Moltissimi in queste ore lo stanno ricordando con pagine e pagine di giornali ma noi preferiamo ricordarlo a Salerno nel novembre del 2014, quando partecipò ad un convegno sui pensieri forti e le politiche deboli, nella crisi del novecento e il messaggio quotidiano al mondo del Papa venuto da lontano. Il convegno fu organizzato dall’associazione intitolata alla memoria di Enrico Melchionda e da gruppi cattolici dell’area di Comunione e Liberazione “Cara Beltà” di Aniello Landi. L’importante dialogo su fede e politica ebbe come protagonisti Mario Tronti e Massimo Borghesi, anche lui filosofo e autore dei più recenti libri su Bergoglio, la vita e la teologia del papa venuto da lontano. Organizzatori del convegno furono, oltre Aniello Landi, l’indimenticabile Sabatino Mottola, scomparso per covid e in vita cervello politico “prestato” al Pci salernitano, Franco Siani e Pasquale Serra docente di filosofia all università di Salerno e allievo dello tesso Mario Tronti, autore di un interessante libro su “perché studiare il populismo argentino”. Proprio Mario Tronti, non credente ma molto vicino a comprendere il senso religioso del limite umano, fu uno dei firmatari del cosiddetto “Manifesto dei marxisti ratzingeriani” che tanto clamore aveva suscitato nel mondo politico e intellettuale, oltre che religioso, Mario Tronti, Giuseppe Vacca, presidente dell’istituto Gramsci e il filosofo già deputato pci Pietro Barcellona. Proprio quest’ultimo, filosofo di Catania compì il percorso di conversione dal marxismo al cristianesimo grazie a un sacerdote vicino a Cl come l’indimenticabile don Francesco Ventorino. I pensatori postmarxisti vollero raccogliere l’appello contenuto nei vari messaggi di Benedetto XVI con un manifesto su “l’emergenza antropologica” e avevano anche bollato negativamente il senso vitale del secolo fondato sul relativismo culturale. Tra gli autori anche Paolo Sorbi, sociologo cattolico.

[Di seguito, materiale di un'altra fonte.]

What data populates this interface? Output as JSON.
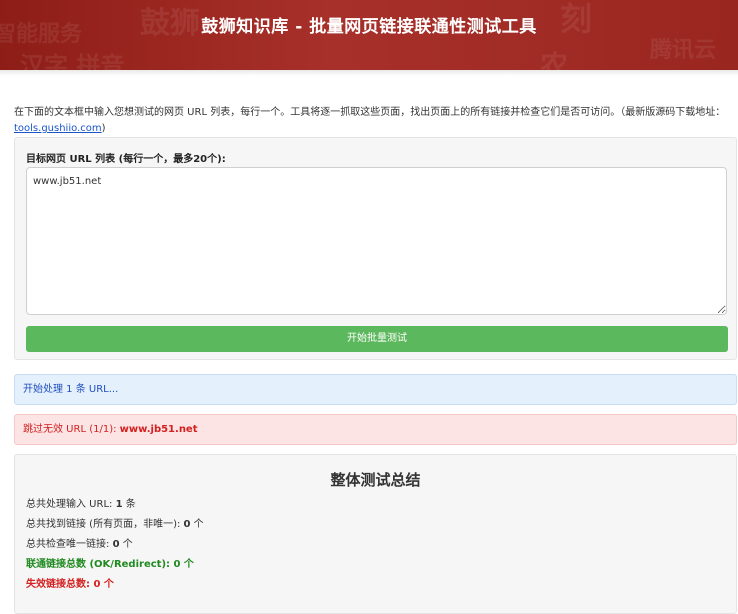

Di quell’incontro, e della cena che ne seguì, ricordo l’umanità di Tronti, i suoi racconti sull’ambiente popolare romano che caratterizzava la sua giovinezza a Roma. Netta era la percezione che il suo essere di sinistra aveva a che fare non, innanzitutto, con una dimensione ideologica ma con la dimensione popolare della vita, con il suo spontaneo essere dalla parte dei poveri. Una opzione che lo portava a confrontarsi con la fede e la trascendenza, con la “sua” versione della teologia politica, di una politica che per essere tale, cioè difesa della persona e del bene comune, non poteva non nutrirsi di religiosità e di testimonianza. Quando l’ho incontrato, nel 2014, avevo già idealmente intrecciato un dialogo con lui, e con l’amico Pasquale Serra, nelle pagine finali del mio volume del 2013 Critica della teologia politica. Un dialogo poi proseguito nel dossier, da me curato per il numero 3(2015) di «Rivista di Politica» di Alessandro Campi, dedicato a «Teologia politica o teologia della politica?». I contributi erano di Mario Tronti, Pasquale Serra, Giovanni Dessì, Luca Castellin, Antonio Allegra, Marco Pacioni. Quello di Tronti recava il titolo Teologia politica contro la dittatura del presente. In seguito, con Serra e Dessì, ci siamo rivisti nel suo studio presso il Senato. Ogni volta la conversazione costituiva uno stimolo ideale, una provocazione umana e ideologico-politica. Che un uomo della sua età conservasse, dietro alla sua riservatezza una passione ideale così accesa era il segno di un’autentica giovinezza dello spirito. Era il segno Dello spirito libero com’era titolata la sua raccolta di saggi editi da «il Saggiatore» nel 2015. Ora che lui non è più lo salutiamo come una delle poche voci libere, in questo tempo arido e drammatico, in cui sete di Dio e impegno per l’umano si saldavano in una sintesi profonda.